Inauguration de la Grande Mosquée de Paris, par le Sultan Moulay Youssef et le président Gaston Doumergue (IIIe République française), le 15 juillet 1926. 

Les faux statuts face à la vérité de l’acte de propriété

De faux statuts ont tenté, au fil du temps, de masquer la réalité d’une acquisition légitime. Pourtant, l’histoire et les archives dévoilent une vérité inébranlable: l’acte notarié de 1922 consacre la propriété de la mosquée à la Société des Habous et des Lieux saints, représentée par Si Kaddour Ben Ghabrit, vizir et chancelier des Ordres Chérifiens. Cet acte, signé entre le président de la Société et la Ville de Paris, repose sur une subvention d’un million cinq cent mille francs, permettant l’acquisition du terrain de l’ancien hôpital de la Pitié.

Pierre Justinard confirme cette vérité dans ses écrits: «La Ville de Paris accorde à la Société des Habous des Lieux saints de l’Islam une subvention sous forme d’un chèque de un million cinq cent mille francs, permettant à Si Kaddour Ben Ghabrit, en tant que président, d’acquérir le terrain de l’ancien hôpital de la Pitié.
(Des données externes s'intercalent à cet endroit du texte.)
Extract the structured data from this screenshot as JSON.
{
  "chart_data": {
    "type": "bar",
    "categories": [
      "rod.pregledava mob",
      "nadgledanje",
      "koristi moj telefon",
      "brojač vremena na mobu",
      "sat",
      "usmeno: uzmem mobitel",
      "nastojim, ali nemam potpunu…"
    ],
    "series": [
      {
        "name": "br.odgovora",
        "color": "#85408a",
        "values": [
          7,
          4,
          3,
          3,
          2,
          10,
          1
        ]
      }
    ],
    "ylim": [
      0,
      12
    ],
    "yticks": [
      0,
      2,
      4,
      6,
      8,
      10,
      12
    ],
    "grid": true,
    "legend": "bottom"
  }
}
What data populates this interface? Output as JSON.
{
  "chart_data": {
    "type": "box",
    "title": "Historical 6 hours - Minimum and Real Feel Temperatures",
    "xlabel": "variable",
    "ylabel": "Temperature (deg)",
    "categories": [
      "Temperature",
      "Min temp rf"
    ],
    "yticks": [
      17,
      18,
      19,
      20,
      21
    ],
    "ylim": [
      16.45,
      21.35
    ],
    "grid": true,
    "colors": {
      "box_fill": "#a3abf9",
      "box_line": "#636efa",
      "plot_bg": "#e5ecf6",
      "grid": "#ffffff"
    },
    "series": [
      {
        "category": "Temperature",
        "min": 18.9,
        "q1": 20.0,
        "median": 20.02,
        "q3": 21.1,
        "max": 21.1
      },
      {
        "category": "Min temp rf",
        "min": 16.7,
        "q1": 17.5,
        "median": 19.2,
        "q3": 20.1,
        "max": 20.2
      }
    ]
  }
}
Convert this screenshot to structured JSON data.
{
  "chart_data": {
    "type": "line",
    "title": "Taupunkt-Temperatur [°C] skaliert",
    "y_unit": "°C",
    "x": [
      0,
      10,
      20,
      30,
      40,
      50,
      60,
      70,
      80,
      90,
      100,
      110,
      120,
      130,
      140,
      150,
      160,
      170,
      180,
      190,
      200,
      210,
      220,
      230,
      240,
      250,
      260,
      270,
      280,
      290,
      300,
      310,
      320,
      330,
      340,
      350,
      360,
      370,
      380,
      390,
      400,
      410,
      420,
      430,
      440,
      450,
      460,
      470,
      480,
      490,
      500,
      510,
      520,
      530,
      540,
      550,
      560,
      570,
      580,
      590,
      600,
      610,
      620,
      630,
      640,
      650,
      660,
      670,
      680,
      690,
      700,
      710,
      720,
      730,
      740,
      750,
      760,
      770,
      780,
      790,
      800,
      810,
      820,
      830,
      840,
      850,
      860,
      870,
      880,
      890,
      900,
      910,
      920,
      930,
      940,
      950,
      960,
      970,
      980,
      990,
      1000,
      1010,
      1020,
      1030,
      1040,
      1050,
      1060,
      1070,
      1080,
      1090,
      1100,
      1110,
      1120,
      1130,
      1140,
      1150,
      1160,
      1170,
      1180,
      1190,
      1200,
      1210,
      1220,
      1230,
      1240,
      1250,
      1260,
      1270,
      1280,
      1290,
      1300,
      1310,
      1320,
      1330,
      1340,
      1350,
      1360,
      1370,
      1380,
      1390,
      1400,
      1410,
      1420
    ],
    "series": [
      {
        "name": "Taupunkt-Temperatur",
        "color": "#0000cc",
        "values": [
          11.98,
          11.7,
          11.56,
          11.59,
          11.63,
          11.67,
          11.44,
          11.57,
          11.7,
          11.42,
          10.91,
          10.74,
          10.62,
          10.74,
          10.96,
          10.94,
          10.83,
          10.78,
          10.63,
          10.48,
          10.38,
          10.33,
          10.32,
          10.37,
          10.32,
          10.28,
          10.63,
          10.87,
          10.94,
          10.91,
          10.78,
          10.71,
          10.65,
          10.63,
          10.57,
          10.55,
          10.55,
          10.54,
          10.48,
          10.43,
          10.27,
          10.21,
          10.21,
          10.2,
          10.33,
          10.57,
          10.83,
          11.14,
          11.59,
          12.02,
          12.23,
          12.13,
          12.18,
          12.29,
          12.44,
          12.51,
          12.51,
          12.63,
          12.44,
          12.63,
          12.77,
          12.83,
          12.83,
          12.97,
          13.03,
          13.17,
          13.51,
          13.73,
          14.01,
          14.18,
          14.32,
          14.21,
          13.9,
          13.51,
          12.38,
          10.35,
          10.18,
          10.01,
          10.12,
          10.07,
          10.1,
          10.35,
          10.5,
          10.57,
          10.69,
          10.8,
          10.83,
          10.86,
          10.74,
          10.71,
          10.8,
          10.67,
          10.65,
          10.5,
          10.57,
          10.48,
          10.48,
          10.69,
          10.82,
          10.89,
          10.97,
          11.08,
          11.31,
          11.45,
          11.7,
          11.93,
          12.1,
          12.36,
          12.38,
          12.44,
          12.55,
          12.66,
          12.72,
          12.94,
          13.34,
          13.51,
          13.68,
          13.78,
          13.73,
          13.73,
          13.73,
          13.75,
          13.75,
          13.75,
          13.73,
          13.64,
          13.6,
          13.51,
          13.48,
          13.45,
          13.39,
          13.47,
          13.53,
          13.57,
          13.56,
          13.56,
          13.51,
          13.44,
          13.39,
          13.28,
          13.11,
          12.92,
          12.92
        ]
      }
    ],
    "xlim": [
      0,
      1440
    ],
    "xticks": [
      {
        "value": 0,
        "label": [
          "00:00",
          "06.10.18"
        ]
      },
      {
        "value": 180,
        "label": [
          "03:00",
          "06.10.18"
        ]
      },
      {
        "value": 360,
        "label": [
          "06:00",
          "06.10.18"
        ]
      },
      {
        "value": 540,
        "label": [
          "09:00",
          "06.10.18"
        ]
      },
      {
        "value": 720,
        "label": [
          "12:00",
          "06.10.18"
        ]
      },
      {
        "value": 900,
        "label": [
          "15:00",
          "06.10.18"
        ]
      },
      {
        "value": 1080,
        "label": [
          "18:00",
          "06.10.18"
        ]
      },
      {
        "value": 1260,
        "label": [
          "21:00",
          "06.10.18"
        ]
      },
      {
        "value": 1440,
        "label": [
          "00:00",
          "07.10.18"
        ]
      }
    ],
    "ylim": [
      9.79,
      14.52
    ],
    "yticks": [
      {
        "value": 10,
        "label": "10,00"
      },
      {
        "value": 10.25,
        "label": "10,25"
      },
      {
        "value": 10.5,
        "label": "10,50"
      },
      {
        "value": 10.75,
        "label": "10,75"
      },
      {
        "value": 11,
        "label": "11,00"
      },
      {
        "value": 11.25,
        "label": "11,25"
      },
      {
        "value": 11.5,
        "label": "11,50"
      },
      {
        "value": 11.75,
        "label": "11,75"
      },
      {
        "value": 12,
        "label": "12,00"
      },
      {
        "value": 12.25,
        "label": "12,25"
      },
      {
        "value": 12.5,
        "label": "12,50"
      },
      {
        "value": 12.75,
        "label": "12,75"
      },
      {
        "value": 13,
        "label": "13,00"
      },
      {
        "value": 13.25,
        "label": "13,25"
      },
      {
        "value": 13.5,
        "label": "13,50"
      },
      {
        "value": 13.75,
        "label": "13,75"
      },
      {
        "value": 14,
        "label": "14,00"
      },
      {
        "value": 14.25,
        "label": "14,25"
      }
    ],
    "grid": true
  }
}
L’acte notarié entre Si Kaddour Ben Ghabrit et l’Administration de la Santé publique rendit ainsi l’Islam propriétaire, à titre incommutable, du terrain en question.» (Pierre Justinard, «Mosquée de Paris, Mémoire de fin d’études», Archives ANOM, Aix-en-Provence, p. 26)

Une note historique annonce ainsi la cérémonie du 19 octobre 1922: «J’ai l’honneur de rappeler à M. le Président du Conseil que le premier coup de pioche dans l’emplacement du “Mihrab” doit être donné le 19 de ce mois par M. le Maréchal Lyautey, entouré des personnalités musulmanes du Maroc, de l’Algérie et de la Tunisie. Les invitations sont faites par la Société des Habous et des Lieux saints de l’Islam.»

Ce jour-là, Lyautey envoya une lettre au sultan Moulay Youssef, rapportant cet instant historique: «Lorsque j’ai prononcé le Nom de Votre Majesté Chérifienne, il a été hautement acclamé par l’assistance. Le premier coup de pioche a été donné par le grand vizir El Mokri (premier ministre marocain), suivi des membres des diverses nationalités musulmanes.»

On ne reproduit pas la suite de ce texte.